Ungraceful but polite exit?

AnoStor · June 13, 2023, 1:30am

I had a node totally fail. I tried but have no way to recover it anymore and had to nuke the underlying virtual volume to preserve other workloads that were suffering from the filesystem repair disk thrashing.

Is there a “polite exit”? eg. don’t expect my node to come back - start the repair now type of notice? Seems like that would help improve network reliability. Albeit in fringe cases…

Trying to be a good operator!

More info below:

The primary boot volume for the node is fine but the data volume started doing the weirdest things recently and would continually result in corruption of the underlying filesystem (NTFS, I have a different node as well but this is not related to that recent REFS post).

I tried to recover it multiple times but it’s a lost cause… Couldn’t keep it online after correcting things each time. I have no idea what caused it but I am working to track it down. The underlying redundant array of drives is fine and has no faults. It was entirely filesystem corruption. Other stuff on the same array but different FS (and even some with the same FS) have been flawless.

Like many others I’ve seen recently the whole array has been impacted by more writes than usual after a recent update that I can’t explain but suspect is related.

Luckily(Unluckily?) this node was only 6ish months old and still vetting. Only had about 3TB and $15 withheld.

Thanks in advance!

BrightSilence · June 13, 2023, 2:33am

There is nothing you can or have to do. Once your node is offline for more than 4 hours, its pieces will be marked as unhealthy and repair will start for all segments dropping below the repair threshold amount of healthy pieces. Basically the network assumes nodes won’t come back after they’re offline for more than 4 hours.

Hope you sort out your file system issues, but you don’t need to worry about signalling the network of a lost node.

AnoStor · June 13, 2023, 2:46am

Is it really only 4 hours?

I thought it wasn’t until suspension, looks like I need to read up.

I know 4hrs is the rough downtime allowed per month but how that’s related to everything else I’ve seen mixed information and I clearly didn’t read deep enough about it all to know better.

I knew I didn’t have to do anything, now it sounds like repairs kick off much earlier than I expected and negate the potential impact I was worried about. Cool!

Alexey · June 13, 2023, 2:50am

After 4 hours offline pieces on offline node considered as unhealthy and could trigger a repair job, if the number of healthy pieces would below a threshold.
The suspension is the next level, it’s applied when the online score become lower than 60%, your node would not have any ingress until the online score become greater than 60%.

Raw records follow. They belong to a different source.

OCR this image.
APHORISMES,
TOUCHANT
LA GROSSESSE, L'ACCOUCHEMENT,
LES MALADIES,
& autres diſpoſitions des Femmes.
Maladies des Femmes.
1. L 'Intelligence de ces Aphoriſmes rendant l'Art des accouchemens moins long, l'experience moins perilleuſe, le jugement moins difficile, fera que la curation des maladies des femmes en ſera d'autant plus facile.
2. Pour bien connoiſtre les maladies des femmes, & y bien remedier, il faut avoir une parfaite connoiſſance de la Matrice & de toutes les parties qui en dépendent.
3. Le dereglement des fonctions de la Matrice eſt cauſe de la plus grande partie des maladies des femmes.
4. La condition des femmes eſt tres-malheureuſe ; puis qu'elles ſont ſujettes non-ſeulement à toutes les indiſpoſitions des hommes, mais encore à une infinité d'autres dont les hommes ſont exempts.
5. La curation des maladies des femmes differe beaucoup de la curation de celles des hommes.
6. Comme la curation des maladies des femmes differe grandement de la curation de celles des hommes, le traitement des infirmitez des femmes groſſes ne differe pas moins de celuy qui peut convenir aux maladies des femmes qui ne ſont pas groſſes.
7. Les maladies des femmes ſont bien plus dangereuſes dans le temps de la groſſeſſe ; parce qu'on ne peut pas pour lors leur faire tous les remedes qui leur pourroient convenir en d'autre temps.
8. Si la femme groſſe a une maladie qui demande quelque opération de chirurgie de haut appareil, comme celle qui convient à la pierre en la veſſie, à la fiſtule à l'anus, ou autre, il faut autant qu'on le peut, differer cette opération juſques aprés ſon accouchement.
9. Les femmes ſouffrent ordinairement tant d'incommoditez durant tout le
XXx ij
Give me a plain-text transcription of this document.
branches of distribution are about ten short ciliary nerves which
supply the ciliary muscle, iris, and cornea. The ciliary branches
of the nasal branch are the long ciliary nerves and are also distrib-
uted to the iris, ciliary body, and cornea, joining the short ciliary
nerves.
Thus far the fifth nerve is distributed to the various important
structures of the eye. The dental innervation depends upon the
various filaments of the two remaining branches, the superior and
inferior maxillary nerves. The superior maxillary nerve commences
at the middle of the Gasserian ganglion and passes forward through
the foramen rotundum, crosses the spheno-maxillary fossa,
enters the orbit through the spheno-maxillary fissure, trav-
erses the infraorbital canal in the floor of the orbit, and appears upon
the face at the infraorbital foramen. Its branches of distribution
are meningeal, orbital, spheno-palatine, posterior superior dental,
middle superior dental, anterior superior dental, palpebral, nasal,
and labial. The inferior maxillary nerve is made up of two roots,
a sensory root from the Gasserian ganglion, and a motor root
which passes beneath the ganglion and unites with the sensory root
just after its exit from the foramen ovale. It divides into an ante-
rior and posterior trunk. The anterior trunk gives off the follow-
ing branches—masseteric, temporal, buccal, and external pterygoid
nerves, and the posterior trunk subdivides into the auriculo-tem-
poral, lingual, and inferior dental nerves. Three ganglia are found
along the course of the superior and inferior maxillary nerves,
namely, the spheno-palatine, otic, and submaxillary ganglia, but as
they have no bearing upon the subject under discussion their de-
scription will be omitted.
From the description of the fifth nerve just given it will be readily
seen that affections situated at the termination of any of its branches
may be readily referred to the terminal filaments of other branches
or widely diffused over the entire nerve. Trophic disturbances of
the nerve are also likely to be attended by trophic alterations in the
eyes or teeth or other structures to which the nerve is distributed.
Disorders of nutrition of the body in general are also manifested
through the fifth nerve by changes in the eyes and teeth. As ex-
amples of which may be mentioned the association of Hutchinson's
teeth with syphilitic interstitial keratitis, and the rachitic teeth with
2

Just curious - what RAID and what filesystem?

AnoStor · June 13, 2023, 3:06am

Windows VM running on a Synology DS 1821+
8x10TB drives in SHR2 (RAID 6 or RAID Z2 rough equivalent) with 2x2TB nvme in RAID1 as read and write cache.
VHD volume was thin provisioned with space reclamation on but otherwise standard NTFS.

I suspect what caused the problem was the reclaim space setting within VMM, but I need to test further. I know it does bad things to boot volumes but have never had problems for any other workloads. Just another ghost

It wasn’t until this recent update and the increased write workload that it started having problems.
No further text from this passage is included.